7. To preview your settings without saving, click Update Preview.

   The preview window shows users and groups selected for your connection. You can select either the Groups or Users tab to preview users and groups associated with the service as needed.

   If you’re not able to successfully preview your connection, see Troubleshooting for tips.

8. Click Save.

   Your LDAP configuration has been saved. To verify the configuration is correct, you might want to try logging in to SaltStack Config from a test user account.
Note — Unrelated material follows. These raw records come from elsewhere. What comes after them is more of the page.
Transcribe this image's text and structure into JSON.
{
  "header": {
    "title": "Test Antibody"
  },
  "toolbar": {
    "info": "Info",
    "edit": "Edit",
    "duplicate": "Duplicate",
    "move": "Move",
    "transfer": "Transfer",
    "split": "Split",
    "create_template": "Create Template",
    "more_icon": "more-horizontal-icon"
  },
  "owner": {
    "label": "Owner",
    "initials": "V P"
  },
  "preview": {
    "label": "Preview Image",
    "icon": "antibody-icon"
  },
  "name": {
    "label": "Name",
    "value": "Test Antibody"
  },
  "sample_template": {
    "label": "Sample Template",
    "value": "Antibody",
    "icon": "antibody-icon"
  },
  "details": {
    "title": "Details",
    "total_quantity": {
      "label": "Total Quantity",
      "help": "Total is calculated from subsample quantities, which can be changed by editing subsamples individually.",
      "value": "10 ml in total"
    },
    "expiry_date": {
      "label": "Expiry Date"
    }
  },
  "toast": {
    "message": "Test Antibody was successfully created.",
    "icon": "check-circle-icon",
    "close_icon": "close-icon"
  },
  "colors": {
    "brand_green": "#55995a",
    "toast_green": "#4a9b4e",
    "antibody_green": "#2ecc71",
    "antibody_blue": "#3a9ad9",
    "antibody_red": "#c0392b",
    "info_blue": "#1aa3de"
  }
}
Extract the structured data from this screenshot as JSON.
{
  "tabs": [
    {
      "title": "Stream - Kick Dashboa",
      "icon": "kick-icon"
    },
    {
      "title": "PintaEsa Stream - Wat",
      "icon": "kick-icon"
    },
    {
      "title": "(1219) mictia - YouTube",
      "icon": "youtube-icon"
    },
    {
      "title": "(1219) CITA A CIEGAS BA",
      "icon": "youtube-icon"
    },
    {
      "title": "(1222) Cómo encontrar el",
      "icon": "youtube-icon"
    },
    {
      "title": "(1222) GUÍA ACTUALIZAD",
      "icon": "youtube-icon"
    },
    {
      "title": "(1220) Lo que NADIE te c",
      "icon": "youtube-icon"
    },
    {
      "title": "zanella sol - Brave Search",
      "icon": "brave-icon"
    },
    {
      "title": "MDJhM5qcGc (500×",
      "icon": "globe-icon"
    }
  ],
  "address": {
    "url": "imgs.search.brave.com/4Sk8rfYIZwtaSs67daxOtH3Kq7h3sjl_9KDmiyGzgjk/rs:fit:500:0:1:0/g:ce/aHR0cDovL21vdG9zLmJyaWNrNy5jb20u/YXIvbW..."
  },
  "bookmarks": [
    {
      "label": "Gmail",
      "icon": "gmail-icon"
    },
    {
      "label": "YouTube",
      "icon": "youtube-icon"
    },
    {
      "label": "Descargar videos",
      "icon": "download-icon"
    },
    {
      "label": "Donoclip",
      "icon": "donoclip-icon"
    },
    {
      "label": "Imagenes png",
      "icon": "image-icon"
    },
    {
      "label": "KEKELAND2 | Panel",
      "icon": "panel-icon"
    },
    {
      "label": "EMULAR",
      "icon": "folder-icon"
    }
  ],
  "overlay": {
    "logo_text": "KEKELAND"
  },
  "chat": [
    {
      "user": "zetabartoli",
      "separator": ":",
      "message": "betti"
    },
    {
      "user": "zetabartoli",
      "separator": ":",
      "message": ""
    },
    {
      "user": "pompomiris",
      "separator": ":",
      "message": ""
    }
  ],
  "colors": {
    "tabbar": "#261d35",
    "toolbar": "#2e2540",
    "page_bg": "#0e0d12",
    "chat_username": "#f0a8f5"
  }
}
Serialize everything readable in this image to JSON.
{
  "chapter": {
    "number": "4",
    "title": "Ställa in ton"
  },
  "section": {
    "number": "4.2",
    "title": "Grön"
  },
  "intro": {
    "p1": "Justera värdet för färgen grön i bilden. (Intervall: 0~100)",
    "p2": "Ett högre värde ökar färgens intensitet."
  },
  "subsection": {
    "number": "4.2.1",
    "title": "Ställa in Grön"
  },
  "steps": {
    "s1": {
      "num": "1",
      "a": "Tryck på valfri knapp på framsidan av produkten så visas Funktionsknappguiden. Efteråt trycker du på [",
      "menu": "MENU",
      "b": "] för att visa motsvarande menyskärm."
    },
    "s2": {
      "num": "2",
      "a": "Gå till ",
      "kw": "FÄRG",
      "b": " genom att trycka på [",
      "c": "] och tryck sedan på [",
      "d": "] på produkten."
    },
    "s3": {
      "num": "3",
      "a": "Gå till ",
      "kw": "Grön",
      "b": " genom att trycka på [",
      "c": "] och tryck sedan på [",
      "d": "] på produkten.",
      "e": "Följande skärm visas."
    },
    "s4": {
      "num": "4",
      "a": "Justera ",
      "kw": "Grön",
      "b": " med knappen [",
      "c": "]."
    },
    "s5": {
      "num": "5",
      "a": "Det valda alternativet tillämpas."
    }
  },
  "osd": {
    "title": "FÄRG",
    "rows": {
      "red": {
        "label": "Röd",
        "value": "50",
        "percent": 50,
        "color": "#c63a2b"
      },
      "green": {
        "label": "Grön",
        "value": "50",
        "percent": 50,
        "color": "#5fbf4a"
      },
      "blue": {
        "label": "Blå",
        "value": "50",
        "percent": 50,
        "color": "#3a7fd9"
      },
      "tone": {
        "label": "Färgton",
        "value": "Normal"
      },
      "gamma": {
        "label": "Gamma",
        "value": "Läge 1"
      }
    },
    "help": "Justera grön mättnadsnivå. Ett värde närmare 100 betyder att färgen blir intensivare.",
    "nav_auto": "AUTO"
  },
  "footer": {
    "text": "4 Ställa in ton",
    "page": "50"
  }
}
If you’re not able to successfully log in, see Troubleshooting for tips.

   Note: For LDAP configurations, SaltStack Config stores the connection settings, including the groups and users identified. It retrieves only groups and users within the scope you have defined and does not synchronize the entire directory. For more on how this works, see Authentication process.

   Over time you might need to refresh or re-sync your LDAP directory. For example, you should update your directory if you added new users and you want to enable them in SaltStack Config.